Digestible multimedia journalism – what makes a project work

While perusing the Internet for good examples of multimedia journalism to model my upcoming projects after, I stumbled upon a package by the San Jose Mercury News  that chronicles the lives of people living in a soon-to-be torn-down trailer park in Sunnyvale, Calif. in 2007.

Marilyn Baker takes a rest while one of her grandsons Eric moves her belongings onto an U-Hall truck on May 30, 2007 at Flick’s Mobile Home Park in Sunnyvale. (Dai Sugano / Mercury News)

There were several things about the package’s composition that kept me watching.

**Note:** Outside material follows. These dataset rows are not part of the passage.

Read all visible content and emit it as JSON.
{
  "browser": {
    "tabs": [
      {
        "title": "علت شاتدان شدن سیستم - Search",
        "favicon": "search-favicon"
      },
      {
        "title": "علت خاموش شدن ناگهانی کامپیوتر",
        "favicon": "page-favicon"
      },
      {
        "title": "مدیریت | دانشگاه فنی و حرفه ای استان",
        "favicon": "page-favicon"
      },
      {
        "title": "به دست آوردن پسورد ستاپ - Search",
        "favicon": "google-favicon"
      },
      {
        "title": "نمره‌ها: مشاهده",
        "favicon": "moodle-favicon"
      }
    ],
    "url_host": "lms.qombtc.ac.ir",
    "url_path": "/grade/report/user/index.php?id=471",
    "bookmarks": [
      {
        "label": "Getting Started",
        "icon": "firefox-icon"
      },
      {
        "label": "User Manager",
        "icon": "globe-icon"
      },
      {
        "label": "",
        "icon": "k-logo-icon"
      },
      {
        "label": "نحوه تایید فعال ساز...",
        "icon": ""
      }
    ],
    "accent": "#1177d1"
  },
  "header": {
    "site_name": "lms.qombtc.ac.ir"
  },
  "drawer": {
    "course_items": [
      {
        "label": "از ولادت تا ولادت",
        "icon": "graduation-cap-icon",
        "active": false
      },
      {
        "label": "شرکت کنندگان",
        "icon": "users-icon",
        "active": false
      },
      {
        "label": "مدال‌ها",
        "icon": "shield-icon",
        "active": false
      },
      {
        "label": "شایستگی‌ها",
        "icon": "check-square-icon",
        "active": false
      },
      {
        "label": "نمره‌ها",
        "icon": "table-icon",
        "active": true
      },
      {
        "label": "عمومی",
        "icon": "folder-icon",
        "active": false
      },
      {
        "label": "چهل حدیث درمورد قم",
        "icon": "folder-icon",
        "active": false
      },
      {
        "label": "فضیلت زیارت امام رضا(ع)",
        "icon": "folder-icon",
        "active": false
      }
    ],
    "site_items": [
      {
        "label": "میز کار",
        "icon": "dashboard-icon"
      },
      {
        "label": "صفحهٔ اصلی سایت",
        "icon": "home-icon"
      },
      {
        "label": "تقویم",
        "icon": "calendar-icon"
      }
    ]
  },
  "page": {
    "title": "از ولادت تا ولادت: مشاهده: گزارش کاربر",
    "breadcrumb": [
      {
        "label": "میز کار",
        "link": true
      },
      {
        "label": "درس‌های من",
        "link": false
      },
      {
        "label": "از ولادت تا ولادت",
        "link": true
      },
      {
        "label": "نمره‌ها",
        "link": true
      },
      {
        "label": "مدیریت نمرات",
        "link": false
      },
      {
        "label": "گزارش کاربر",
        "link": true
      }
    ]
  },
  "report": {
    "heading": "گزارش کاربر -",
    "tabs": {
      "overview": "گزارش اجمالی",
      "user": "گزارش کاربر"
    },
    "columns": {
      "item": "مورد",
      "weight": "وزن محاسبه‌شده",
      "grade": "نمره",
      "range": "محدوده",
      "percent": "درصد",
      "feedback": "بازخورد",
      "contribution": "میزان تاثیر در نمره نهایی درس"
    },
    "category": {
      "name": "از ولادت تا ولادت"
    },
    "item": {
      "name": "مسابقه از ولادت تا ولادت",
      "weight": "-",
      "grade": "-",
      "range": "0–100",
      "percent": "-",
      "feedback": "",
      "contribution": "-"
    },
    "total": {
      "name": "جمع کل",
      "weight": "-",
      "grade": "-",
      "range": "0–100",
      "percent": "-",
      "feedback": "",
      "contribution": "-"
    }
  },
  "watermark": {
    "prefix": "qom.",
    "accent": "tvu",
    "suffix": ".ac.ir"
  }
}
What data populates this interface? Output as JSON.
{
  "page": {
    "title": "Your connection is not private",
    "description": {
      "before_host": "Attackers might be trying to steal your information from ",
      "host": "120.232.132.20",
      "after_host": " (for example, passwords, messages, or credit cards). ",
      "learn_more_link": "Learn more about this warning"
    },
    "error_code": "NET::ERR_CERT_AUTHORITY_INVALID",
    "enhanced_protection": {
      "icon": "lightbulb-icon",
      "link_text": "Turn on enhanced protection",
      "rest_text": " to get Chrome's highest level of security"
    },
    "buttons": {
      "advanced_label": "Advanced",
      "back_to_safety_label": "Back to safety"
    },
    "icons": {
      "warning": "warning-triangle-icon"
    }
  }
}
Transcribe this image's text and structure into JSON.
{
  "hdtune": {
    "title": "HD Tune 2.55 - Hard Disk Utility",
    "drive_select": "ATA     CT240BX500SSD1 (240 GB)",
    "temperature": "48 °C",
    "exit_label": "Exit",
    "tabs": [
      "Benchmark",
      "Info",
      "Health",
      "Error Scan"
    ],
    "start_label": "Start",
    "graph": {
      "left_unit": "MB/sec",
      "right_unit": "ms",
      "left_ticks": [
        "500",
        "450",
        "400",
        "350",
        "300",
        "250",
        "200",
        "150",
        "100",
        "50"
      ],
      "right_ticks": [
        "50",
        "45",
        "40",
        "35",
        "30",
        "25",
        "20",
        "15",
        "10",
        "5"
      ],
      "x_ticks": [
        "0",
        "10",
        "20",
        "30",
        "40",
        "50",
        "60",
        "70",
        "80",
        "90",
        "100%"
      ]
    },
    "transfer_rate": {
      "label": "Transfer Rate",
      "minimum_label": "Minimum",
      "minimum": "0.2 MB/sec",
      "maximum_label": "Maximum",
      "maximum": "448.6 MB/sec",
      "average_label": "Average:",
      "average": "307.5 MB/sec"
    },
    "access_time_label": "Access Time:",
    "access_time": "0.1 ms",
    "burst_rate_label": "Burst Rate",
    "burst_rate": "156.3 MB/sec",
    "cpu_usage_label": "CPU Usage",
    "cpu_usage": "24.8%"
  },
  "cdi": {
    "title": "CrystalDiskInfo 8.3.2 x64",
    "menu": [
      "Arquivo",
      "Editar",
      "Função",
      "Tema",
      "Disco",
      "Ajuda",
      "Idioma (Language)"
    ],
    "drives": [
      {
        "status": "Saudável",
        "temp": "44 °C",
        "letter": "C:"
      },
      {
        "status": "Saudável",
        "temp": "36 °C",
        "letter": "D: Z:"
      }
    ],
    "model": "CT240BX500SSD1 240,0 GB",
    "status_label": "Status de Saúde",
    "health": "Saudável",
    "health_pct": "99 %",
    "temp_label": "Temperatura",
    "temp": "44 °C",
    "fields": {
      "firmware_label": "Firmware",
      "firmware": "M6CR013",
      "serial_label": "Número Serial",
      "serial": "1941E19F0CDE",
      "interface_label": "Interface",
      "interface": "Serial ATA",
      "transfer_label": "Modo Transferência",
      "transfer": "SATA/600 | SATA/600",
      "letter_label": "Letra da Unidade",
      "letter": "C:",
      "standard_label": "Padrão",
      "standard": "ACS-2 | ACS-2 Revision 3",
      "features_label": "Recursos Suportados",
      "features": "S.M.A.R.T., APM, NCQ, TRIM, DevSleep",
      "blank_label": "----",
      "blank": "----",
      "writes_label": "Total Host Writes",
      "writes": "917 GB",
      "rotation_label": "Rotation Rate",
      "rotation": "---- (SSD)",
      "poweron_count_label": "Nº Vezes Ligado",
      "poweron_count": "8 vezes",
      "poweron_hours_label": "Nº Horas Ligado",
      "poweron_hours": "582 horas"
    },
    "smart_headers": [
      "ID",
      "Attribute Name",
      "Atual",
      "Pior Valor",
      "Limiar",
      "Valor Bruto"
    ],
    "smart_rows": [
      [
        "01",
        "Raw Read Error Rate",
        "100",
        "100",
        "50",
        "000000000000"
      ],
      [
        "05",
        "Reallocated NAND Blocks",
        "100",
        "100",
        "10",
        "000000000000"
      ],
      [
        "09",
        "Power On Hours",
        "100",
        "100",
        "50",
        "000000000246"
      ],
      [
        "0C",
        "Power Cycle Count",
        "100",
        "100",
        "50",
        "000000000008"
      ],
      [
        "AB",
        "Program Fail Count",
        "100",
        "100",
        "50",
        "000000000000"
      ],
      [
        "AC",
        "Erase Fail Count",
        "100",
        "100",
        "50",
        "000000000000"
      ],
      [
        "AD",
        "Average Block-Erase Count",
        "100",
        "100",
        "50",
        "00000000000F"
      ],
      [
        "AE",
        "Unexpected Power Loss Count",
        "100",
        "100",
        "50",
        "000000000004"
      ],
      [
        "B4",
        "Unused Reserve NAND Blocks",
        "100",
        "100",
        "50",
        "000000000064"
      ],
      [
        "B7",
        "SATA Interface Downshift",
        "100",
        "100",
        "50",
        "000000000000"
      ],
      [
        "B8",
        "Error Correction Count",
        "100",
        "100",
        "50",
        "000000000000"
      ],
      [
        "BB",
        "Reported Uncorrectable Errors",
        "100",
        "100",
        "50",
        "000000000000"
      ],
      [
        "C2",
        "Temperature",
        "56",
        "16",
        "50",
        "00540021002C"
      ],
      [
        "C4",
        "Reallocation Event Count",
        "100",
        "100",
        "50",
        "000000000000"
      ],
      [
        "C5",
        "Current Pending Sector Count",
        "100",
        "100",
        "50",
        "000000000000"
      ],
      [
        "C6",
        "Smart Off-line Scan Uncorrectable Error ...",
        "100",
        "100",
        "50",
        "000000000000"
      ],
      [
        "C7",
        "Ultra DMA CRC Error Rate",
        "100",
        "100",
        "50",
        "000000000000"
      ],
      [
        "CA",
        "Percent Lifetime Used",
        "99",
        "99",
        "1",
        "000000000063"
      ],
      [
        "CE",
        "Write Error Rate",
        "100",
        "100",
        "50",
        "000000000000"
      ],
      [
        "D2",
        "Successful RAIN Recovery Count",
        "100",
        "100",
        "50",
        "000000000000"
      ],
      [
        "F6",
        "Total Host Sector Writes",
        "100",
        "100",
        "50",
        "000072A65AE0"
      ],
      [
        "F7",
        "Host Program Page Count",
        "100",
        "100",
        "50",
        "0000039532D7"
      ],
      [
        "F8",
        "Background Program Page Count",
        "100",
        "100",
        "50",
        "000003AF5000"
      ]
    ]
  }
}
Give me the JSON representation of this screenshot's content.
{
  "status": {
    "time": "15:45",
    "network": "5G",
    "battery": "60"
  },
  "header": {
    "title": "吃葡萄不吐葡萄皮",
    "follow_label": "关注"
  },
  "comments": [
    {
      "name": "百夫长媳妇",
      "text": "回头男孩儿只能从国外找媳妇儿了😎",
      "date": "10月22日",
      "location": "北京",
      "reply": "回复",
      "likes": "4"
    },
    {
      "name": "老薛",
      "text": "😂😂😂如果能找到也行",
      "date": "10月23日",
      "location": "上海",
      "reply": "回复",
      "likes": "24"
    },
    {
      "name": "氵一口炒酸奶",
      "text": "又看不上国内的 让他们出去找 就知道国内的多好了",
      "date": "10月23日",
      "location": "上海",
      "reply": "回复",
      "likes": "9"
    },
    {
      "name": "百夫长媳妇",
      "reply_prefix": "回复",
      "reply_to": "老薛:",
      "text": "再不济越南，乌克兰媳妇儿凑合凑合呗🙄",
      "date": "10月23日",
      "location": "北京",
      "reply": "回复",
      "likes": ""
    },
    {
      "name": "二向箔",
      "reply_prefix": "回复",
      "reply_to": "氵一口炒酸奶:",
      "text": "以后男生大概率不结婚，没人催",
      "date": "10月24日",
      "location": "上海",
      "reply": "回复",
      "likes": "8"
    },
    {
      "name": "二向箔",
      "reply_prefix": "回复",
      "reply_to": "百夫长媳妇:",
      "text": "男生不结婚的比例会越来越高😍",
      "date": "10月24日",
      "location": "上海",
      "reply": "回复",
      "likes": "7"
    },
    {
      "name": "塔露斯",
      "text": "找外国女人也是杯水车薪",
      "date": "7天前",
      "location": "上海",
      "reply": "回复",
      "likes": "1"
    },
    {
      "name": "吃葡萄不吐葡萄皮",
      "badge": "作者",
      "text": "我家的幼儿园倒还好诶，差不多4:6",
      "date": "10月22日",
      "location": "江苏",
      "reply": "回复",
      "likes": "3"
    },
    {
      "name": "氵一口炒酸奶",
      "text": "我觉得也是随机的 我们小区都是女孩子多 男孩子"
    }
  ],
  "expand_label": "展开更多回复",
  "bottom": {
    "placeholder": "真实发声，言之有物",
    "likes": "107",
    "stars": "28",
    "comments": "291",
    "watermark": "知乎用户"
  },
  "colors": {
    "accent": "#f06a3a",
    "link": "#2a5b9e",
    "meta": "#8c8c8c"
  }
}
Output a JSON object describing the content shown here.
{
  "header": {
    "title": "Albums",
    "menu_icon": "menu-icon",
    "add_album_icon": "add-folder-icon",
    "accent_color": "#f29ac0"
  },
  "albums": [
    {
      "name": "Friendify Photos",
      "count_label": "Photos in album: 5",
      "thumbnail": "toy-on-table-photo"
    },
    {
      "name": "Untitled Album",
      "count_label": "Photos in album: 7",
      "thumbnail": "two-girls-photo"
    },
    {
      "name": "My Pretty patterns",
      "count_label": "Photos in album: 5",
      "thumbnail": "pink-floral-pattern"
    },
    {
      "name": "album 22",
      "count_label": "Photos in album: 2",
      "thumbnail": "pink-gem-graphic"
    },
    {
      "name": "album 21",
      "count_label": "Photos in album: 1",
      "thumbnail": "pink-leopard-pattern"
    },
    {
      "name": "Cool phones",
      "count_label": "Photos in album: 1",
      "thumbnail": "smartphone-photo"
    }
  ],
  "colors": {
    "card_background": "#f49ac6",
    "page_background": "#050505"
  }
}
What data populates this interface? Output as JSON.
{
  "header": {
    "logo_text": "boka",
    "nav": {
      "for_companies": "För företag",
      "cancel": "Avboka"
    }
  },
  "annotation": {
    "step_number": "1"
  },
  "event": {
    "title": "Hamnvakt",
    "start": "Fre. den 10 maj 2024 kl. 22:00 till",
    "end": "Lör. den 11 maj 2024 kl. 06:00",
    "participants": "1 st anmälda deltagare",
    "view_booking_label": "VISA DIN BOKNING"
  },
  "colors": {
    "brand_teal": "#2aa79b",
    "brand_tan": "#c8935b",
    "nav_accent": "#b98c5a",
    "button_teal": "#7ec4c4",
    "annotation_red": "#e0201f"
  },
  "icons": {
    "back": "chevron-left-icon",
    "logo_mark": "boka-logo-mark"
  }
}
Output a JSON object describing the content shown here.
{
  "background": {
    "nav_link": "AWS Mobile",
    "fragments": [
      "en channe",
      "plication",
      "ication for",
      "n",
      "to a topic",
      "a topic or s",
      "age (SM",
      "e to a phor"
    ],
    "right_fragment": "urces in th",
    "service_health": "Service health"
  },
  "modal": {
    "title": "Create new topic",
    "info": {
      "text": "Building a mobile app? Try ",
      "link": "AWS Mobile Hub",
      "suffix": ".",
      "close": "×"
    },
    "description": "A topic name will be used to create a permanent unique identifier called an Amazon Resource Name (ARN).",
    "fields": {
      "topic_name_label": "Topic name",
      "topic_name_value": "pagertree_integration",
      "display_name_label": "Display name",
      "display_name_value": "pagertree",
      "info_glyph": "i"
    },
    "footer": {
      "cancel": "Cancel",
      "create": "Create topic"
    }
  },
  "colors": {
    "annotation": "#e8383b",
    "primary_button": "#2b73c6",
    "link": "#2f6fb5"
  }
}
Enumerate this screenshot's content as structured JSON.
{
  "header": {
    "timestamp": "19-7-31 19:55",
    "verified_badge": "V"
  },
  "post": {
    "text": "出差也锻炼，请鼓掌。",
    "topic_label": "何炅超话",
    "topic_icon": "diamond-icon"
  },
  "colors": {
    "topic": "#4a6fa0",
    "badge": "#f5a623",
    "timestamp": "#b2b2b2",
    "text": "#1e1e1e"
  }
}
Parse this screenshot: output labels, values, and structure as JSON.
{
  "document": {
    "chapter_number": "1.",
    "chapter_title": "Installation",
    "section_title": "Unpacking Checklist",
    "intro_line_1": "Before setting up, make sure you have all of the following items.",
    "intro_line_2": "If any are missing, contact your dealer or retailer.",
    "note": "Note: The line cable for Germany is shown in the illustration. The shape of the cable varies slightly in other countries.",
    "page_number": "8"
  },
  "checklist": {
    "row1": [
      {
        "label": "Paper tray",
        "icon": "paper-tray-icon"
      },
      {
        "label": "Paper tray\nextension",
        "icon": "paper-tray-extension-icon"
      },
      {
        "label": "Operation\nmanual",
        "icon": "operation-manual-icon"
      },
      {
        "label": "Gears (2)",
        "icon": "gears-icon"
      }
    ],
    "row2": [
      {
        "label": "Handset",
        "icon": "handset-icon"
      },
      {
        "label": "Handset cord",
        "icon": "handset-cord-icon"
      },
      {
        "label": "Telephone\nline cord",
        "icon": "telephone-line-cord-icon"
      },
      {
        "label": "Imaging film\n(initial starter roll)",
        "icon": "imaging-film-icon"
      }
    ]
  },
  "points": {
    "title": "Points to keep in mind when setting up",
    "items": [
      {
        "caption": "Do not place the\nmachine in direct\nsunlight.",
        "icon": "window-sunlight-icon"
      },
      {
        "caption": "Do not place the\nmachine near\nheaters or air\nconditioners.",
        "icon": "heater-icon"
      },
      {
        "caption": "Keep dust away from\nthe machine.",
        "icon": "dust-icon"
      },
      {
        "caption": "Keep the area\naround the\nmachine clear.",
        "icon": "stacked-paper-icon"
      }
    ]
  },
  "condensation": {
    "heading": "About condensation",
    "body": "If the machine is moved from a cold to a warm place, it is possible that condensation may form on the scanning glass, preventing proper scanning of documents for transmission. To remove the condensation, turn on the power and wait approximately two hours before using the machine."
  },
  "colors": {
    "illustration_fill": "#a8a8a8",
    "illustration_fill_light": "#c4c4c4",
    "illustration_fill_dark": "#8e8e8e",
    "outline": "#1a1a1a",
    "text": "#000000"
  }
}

  1. Dynamic alternation between still photos and video.
  2. Tasteful use of black and white and shadowy that seemed to match the sadness of the trailer park residents. Slow, minor-key background music was also present throughout the videos, but it didn’t distract from the message of the story.
  3. Whenever a question of detail came to mind, the pace of the video slowed and text materialized that explained why exactly the trailer park was being torn down, how long the residents had to move out, etc.  But the information wasn’t overburdening– it was concise.
  4. The video story’s sources showed contrast between the lives of a young family (even the family’s youngest daughter and how being uprooted from her area middle school and friends would be difficult at her age) and an elderly woman who didn’t have anywhere else to go.  The conflict and strife illustrated in this project spanned generations.